A microservice that our team works on needs the right postgres database with all the migrations and aws cli setup in-order to run the service locally in a developer machine. The service was fairly new and the backend kept evolving and we need a quick way to spin up everything that is needed to get the service up for front end developers that are dependent on this service. Docker compose came in handy, the compose file below would spin up two containers

  1. Python docker and install all dependencies and start the webserver
  2. Postgres database
version: '3.7'

services:
  web:
    build:
      context: ..
      dockerfile: df.dev.Dockerfile

    environment:
      - DB_URI=postgres://postgres:postgres@db/idea_box

    command: bash -c  "flask migrate && flask run -p 5000 -h 0.0.0.0"
    ports:
      - 5000:5000
    links:
      - db
    volumes:
      - ../:/code

  db:
    image: postgres:10.1
    environment:
      POSTGRES_DB: idea_box

We can specify the dependencies using links. The web service container will wait until the db container is up before executing the entry command bash -c "flask migrate && flask run -p 5000 -h 0.0.0.0" which would run the migration and start the flask server.

If any one wants to run this service, they don't have to install python or flask or postgres instead the developer runs docker-compose -f docker-compose.yml up and wait for the api to be available at localhost:5000

Adding real complexity

This works great when your service is that simple. In reality, we had to add a queue and lambda function to process the queue and send messages to a different service. Unfortunately, We found localstack which emulates AWS services.

We can spin up SQS instance locally using localstack and create a queue using an init shell script that is called via entrypoint in localstack container.

This still does not represent the complete service. We still need a local lambda function that would read from the queue and push the message to another service.

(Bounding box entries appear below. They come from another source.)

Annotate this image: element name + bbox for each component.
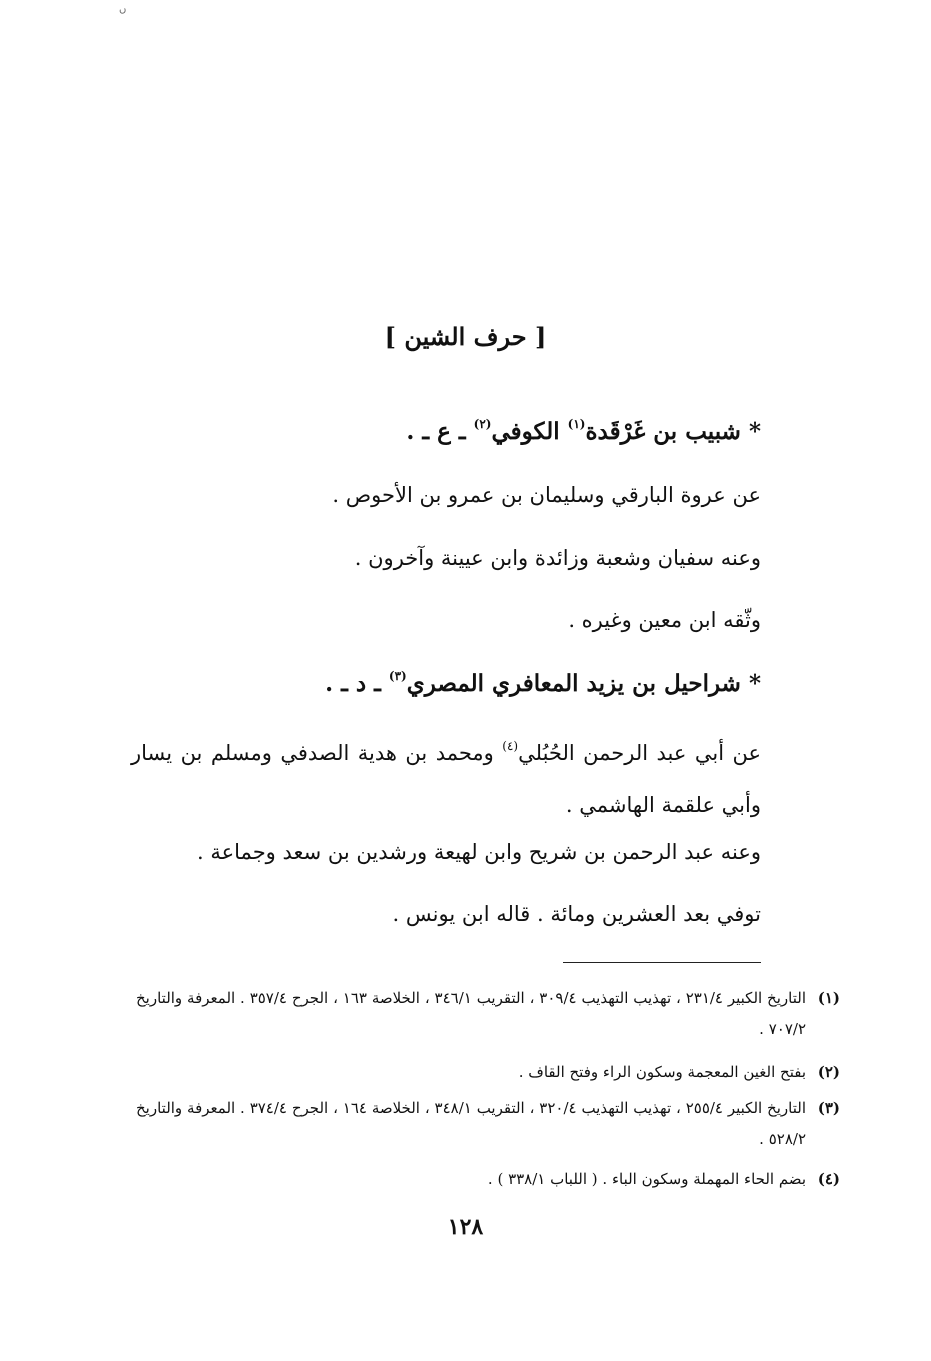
footnote-1-text: التاريخ الكبير ٢٣١/٤ ، تهذيب التهذيب ٣٠٩/٤ ، التقريب ٣٤٦/١ ، الخلاصة ١٦٣ ، الجرح ٣٥٧/٤ . المعرفة والتاريخ ٧٠٧/٢ . [136, 989, 806, 1038]
footnote-3-text: التاريخ الكبير ٢٥٥/٤ ، تهذيب التهذيب ٣٢٠/٤ ، التقريب ٣٤٨/١ ، الخلاصة ١٦٤ ، الجرح ٣٧٤/٤ . المعرفة والتاريخ ٥٢٨/٢ . [136, 1099, 806, 1148]
entry-1-line-2: وعنه سفيان وشعبة وزائدة وابن عيينة وآخرون . [354, 546, 761, 570]
footnote-1-number: (١) [817, 989, 840, 1007]
footnote-4-number: (٤) [817, 1170, 840, 1188]
footnote-separator [563, 962, 761, 963]
entry-2-line-1: وعنه عبد الرحمن بن شريح وابن لهيعة ورشدين بن سعد وجماعة . [197, 840, 761, 864]
entry-2-para-start: عن أبي عبد الرحمن الحُبُلي [518, 741, 761, 765]
entry-2-paragraph [131, 722, 761, 831]
entry-1-line-3: وثّقه ابن معين وغيره . [568, 608, 761, 632]
footnote-ref-4: (٤) [502, 739, 519, 753]
corner-mark: ں [119, 4, 127, 15]
entry-2-line-2: توفي بعد العشرين ومائة . قاله ابن يونس . [392, 902, 761, 926]
section-title: [ حرف الشين ] [384, 322, 547, 351]
footnote-3-number: (٣) [817, 1099, 840, 1117]
footnote-ref-2: (٢) [473, 417, 492, 432]
entry-1-code: ـ ع ـ . [406, 418, 474, 445]
entry-1-name: * شبيب بن غَرْقَدة [585, 418, 761, 445]
entry-heading-1 [406, 418, 761, 445]
footnote-2 [136, 1057, 840, 1088]
entry-2-para-rest: ومحمد بن هدية الصدفي ومسلم بن يسار وأبي علقمة الهاشمي . [131, 741, 761, 817]
footnote-3 [136, 1093, 840, 1155]
footnote-ref-1: (١) [567, 417, 586, 432]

This is where I found the effort it takes to set up the entire service within docker compose out weighed the benefits.

version: '3.7'

services:
  web:
    build:
      context: ..
      dockerfile: .df.dev.Dockerfile

    environment:
      - DB_URI=postgres://postgres:postgres@db/coach_desk
      - AWS_ACCESS_KEY_ID=foo
      - AWS_SECRET_ACCESS_KEY=bar
      - AWS_ENDPOINT=http://aws:4576

    command: bash -c  "flask migrate && flask run -p 5000 -h 0.0.0.0"
    ports:
      - 5000:5000
    links:
      - db
      - aws
    volumes:
      - ../:/code

  db:
    image: postgres:10.1
    environment:
      POSTGRES_DB: coach_desk


  aws:
    image: localstack/localstack
    ports:
      - 4576:4576
      - 8080:8080
    environment:
      - SERVICES=sqs
      - DEBUG=True
    volumes:
      - ./localstack:/docker-entrypoint-initaws.d

Even with some of the complexities involved in using docker compose for a real service, I would recommend experimenting with it to see if it works for your team. I would love to hear how you/your team use docker for development and testing.

Developing with Docker

  • No painful developer machine setup. With compose, anyone can spin up a service pretty quick without having to install all dependencies that they will never use.

  • Consistent outcome - from dev to prod. Builds are reproducible, reliable, and tested to function exactly as expected on production.

  • Speed up testing - We have tests that need test database and we have the tear-down after each test/group of tests to clean up the database. I am working on ways to run parallel tests with database running in multiple containers for our project.

  • Code reviews can be painless - each dev can attach an image with their code review that the reviewer can quickly spin up without having to interrupt what they are doing and test a different version of the code.

  • Quick Fixes can be quick - When developers find bugs, they can fix them in the development environment and redeploy them to the test environment for testing and validation.When testing is complete, getting the fix to the customer is as simple as pushing the updated image to the production environment.